Sabine Fischer von der Stiftung Wissenschaft und Politik hält eine ähnliche Entwicklung wie auf der Krim in den baltischen Staaten für sehr unwahrscheinlich. "Eben aus dem Grund, dass die baltischen Länder bereits seit 1999 Nato-Mitglieder sind und seit 2004 EU-Mitglieder. Hier sind Fakten geschaffen, die eine Eskalation der Situation in den baltischen Staaten für Russland zu gefährlich machen würden", glaubt die Politikwissenschaftlerin. Anders schätzt sie die Situation in der Republik Moldau ein.
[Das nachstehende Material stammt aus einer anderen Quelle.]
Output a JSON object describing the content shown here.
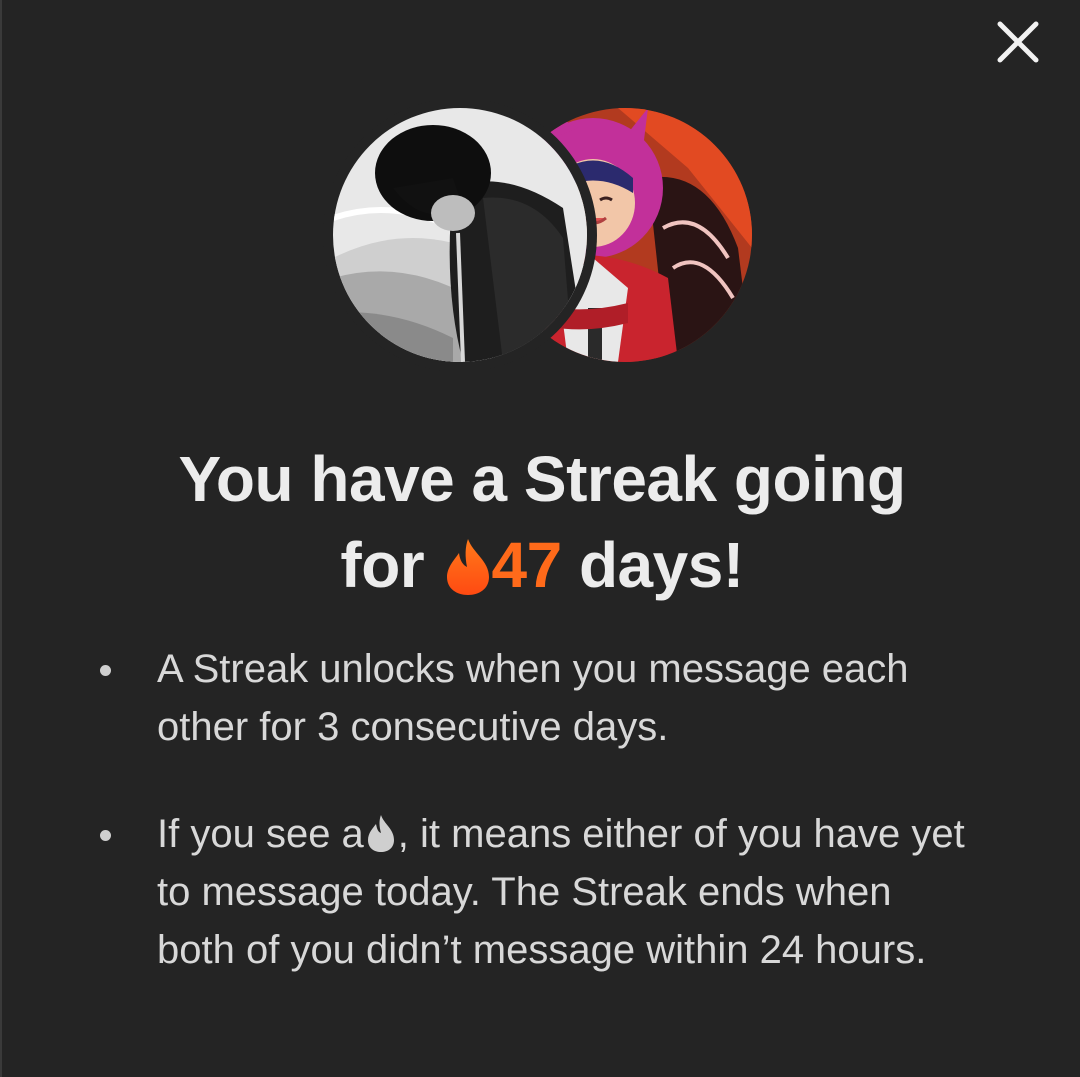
{
  "close_icon": "close-icon",
  "avatars": [
    {
      "name": "user-avatar",
      "style": "grayscale photo"
    },
    {
      "name": "match-avatar",
      "style": "anime illustration"
    }
  ],
  "headline": {
    "line1": "You have a Streak going",
    "for": "for",
    "count": "47",
    "days": "days!",
    "flame_icon": "flame-icon",
    "accent_color": "#ff6a1a"
  },
  "bullets": [
    {
      "text": "A Streak unlocks when you message each other for 3 consecutive days."
    },
    {
      "prefix": "If you see a",
      "icon": "gray-flame-icon",
      "suffix": ", it means either of you have yet to message today. The Streak ends when both of you didn’t message within 24 hours."
    }
  ]
}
Die Krim - das zweite Transnistrien?
Für den ehemaligen Sowjet-Satelliten im Osten Europas ist die Situation, die für die Ukraine auf der Krim entstehen könnte, seit 22 Jahren Realität. 1992 riefen russische Separatisten nach einem kurzen Sezessionskrieg auf dem moldauischen Gebiet östlich des Schwarzmeer-Zuflusses Dnjestr einen eigenen Staat aus, die international nicht anerkannte Republik Transnistrien. Bis heute ist Russland dort mit seiner 14. Armee, die offiziell als Friedenstruppe firmiert, präsent. Auch wirtschaftlich hängt der nur rund 200 Kilometer lange und knapp sechs Kilometer breite Landstreifen am Tropf von Moskau.
Der Konflikt in der Ukraine und insbesondere auf der Krim "wird sich mit Sicherheit negativ auf die Situation in der Republik Moldau und auch auf den Transnistiren-Konflikt auswirken", glaubt Sabine Fischer. "Es ist sehr wahrscheinlich, dass Moskau versuchen wird, diesen Konflikt im Laufe der nächsten Monate noch einmal stärker zu instrumentalisieren. Was viel damit zu tun hat, dass die Republik Moldau im August das Assoziierungs-Abkommen mit der Europäischen Union unterzeichnen möchte."
Neue Angst in der Moldau
Eine Einschätzung, die auch der Vorsitzende des US-Geheimdienstausschusses im Abgeordnetenhaus, Mike Rogers teilt. Er glaubt, dass Wladimir Putin den Schutzgürtel um Russland verstärken und ausweiten will. "Sein nächstes Ziel wird die Republik Moldau, und es werden weitere Regionen sein", sagte Rogers in einem TV-Interview. Angesichts der Entwicklung in der Ukraine wächst in der moldauischen Hauptstadt Chisinau die Sorge vor einer neuerlichen russischen Intervention.
Auch wegen der Geschehnisse im autonomen Gebiet der Gagausen im Süden der Moldau. Dort sprach sich in einem Referendum Anfang Februar eine überwältigende Mehrheit von 98,5 Prozent für eine Zollunion mit Russland aus. Ein Ergebnis wie in vergangenen Sowjetzeiten. Beobachter schließen nicht aus, dass Moskau hier die Hand im Spiel haben könnte. Was, wenn auch die Gagausen von Moskau den Schutz der russischen Armee erbitten? Die Krim-Krise könnte zur Blaupause für eine neue russische Expansionspoltik werden.
Dass die Regierung in Moskau über ein Gesetz nachdenkt, das russischsprachigen Bewohnern auf dem gesamten Gebiet der Ex-UdSSR den Zugang zur russischen Staatsbürgerschaft erleichtern soll, wird in den ehemaligen Sowjetrepubliken als Warnsignal gewertet. Die Weltgemeinschaft dürfe bei Russlands Vorgehen auf der Krim nicht tatenlos zusehen, forderte daher der lettische Politikwissenschafter Andris Spruds von n-ost, dem Netzwerk für Osteuropa-Bericherstattung. Denn das könnte Russland animieren, in jedem Land die Russisch sprechende Bevölkerung zu "verteidigen". "Nach dem Motto: Niemand reagiert - also besetzen wir das nächste Land."